Single by Hank Williams Jr.

from the album Montana Cafe
- B-side: "Fat Friends"
- Released: June 9, 1986
- Genre: Country
- Length: 3:58
- Label: Warner Bros./Curb
- Songwriter(s): Hank Williams Jr., Roger Alan Wade
- Producer(s): Hank Williams Jr., Barry Beckett

Hank Williams Jr. singles chronology
| "Ain't Misbehavin'" (1986) | "Country State of Mind" (1986) | "Mind Your Own Business" (1986) |

= Country State of Mind =

"Country State of Mind" is a song by American country music artist Hank Williams Jr. It was co-written by Hank and Roger Alan Wade, and was released in June 1986 as the first single from the album Montana Cafe. The song reached No. 2 on the Billboard Hot Country Singles & Tracks chart.

==Cover versions==
Mark Chesnutt covered the song for his 2010 album Outlaw.

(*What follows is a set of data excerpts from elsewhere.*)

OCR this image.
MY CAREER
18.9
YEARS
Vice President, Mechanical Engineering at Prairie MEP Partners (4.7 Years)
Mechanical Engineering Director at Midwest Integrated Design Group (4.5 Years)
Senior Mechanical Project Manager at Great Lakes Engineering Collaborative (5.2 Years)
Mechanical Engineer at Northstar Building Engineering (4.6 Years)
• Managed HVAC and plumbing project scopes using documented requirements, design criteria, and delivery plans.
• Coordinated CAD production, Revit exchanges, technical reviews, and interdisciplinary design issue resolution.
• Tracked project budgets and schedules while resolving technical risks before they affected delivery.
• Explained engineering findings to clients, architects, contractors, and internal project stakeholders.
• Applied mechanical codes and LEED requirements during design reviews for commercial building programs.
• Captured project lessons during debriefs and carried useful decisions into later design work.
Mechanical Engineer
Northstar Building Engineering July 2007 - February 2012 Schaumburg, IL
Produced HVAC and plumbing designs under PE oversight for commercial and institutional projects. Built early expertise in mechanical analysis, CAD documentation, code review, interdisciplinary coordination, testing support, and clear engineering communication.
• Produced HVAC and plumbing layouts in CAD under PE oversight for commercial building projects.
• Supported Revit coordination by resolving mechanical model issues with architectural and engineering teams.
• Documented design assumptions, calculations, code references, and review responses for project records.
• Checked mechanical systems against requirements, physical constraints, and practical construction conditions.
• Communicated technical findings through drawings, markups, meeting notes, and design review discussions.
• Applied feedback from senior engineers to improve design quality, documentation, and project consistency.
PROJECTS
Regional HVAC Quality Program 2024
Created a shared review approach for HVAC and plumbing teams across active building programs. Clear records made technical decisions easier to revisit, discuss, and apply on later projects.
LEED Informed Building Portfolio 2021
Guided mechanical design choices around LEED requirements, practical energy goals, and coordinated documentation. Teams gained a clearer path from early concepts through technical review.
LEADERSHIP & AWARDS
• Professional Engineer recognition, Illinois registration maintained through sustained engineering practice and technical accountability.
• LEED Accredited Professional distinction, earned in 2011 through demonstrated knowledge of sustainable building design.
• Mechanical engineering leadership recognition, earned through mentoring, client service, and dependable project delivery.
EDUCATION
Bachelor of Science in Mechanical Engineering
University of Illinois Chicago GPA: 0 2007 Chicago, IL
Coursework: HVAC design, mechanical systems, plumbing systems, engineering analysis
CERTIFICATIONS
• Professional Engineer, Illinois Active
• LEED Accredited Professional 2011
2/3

A decade later, the song was covered as a duet between Josh Turner and Chris Janson for Turner's namesake album.

==Chart performance==

| Chart (1986) | Peak position |
|---|---|
| US Hot Country Songs (Billboard) | 2 |
| Canadian RPM Country Tracks | 4 |

== Certifications ==

| Region | Certification | Certified units/sales |
| United States (RIAA) | Gold | 500,000^{‡} |
^{‡} Sales+streaming figures based on certification alone.